On a positive note, several Wallis locations screened Mark Lamprell’s Never Too Late yesterday in partnership with the Adelaide Film Festival, ahead of the national launch in October via R&R Films.

“We had confident audience turn-outs for Never Too Late; the audience is there,” Simpson said.

Produced by Goalpost Pictures’ Rosemary Blight and scripted by Emma Jensen, I Am Woman stars Tilda Cobham-Hervey as Helen Reddy, who arrived in New York from Melbourne in 1966 with her three-year-old daughter, a suitcase and $230 in her pocket.

Within weeks she was broke. Within months she was in love. Within five years she was one of the biggest superstars of her time, and an icon of the 1970s feminist movement, who wrote a song which galvanised a generation of women to fight for change.

Danielle Macdonald co-stars as Reddy’s friend, rock journalist Lillian Roxon, with Evan Peters as her husband and manager Jeff Wald. The DOP was Dion Beebe.

Funded by Screen Australia, WestEnd Films, Screen NSW, Adelaide Film Festival, South Australian Film Corporation and the Goodship Women’s Fund, the film had its world premiere at the 2019 Toronto International Film Festival where it opened the Special Presentations section.

Blight said: “We are thrilled that I Am Woman has found its home on Stan.

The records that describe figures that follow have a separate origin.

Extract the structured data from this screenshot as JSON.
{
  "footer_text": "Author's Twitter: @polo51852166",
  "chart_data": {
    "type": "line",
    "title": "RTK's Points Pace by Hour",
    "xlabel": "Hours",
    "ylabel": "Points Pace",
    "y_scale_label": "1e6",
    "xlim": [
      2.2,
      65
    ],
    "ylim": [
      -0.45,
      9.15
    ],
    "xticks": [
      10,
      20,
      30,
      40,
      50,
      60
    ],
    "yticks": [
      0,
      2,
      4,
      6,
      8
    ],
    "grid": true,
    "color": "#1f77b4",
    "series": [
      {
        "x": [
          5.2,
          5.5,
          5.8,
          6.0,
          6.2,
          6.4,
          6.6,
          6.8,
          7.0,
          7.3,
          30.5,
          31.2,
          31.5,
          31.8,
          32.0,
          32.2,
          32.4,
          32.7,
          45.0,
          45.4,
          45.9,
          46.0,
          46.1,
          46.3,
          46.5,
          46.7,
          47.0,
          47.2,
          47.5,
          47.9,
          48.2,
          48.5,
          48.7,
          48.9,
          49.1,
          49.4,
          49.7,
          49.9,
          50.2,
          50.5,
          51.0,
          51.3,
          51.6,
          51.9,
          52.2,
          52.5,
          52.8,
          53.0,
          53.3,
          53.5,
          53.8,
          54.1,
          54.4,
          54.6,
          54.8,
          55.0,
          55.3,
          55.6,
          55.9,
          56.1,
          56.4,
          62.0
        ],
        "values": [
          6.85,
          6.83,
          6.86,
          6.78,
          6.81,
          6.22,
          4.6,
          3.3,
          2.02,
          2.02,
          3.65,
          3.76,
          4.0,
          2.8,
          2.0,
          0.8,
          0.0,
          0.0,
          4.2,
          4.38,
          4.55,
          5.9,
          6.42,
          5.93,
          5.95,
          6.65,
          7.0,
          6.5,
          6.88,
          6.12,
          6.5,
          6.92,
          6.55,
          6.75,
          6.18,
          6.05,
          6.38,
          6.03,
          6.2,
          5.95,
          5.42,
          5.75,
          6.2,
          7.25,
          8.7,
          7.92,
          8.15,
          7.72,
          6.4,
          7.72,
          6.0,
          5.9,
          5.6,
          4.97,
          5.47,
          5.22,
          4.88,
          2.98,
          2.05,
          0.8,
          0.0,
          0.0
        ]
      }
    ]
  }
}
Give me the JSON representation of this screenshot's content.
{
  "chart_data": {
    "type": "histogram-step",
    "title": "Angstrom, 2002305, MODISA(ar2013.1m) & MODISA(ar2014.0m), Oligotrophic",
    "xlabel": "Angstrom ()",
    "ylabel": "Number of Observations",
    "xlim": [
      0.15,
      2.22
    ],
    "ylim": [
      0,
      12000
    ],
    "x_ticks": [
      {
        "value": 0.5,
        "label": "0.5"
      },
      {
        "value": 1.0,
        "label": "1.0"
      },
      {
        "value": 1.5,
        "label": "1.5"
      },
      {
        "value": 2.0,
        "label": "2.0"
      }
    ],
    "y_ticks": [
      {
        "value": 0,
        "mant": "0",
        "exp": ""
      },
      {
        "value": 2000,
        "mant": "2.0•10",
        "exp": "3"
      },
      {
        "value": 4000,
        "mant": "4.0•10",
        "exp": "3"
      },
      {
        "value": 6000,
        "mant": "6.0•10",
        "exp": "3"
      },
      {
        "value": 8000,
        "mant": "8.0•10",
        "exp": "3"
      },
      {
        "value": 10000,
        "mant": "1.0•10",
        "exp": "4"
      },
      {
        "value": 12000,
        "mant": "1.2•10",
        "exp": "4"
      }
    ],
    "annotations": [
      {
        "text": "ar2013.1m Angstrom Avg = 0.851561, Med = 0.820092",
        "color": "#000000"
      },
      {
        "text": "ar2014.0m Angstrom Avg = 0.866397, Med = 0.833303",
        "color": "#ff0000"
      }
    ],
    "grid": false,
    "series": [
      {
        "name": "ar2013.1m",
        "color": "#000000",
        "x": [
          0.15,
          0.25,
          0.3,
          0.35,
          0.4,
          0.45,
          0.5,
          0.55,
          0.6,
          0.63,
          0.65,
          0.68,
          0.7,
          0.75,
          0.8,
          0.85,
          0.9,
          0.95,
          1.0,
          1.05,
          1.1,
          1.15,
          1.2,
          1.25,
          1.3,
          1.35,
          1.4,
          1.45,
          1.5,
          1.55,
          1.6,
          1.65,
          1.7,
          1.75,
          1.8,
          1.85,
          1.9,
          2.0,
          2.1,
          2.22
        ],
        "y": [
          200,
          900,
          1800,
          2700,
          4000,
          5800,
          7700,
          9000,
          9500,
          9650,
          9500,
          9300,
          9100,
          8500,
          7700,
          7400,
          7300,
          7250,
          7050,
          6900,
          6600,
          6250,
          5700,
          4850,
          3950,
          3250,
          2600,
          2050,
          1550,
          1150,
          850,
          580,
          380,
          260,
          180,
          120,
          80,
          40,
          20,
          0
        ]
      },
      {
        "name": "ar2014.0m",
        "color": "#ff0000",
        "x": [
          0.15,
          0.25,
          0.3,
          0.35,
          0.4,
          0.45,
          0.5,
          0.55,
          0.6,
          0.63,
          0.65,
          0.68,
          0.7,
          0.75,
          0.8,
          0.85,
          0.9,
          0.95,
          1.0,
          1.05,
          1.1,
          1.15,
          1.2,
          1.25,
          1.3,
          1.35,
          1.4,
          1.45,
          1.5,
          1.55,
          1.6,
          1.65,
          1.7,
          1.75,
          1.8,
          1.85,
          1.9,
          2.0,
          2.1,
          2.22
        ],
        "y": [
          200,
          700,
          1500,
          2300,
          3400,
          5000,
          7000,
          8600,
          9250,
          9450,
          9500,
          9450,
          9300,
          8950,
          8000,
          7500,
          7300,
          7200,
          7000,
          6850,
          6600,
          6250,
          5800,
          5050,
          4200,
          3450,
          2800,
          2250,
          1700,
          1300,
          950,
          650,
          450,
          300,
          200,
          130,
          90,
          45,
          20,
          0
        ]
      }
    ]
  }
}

With Stan’s incredible reach, so many Australians will be able to enjoy watching and singing along to I Am Woman in the comfort and safety of their homes.”

Nick Forward, Stan’s chief content officer, added: “Having inspired generations, Unjoo Moon, Tilda Cobham-Hervey and the whole team have done such an incredible job bringing Helen Reddy’s inspirational story to life.”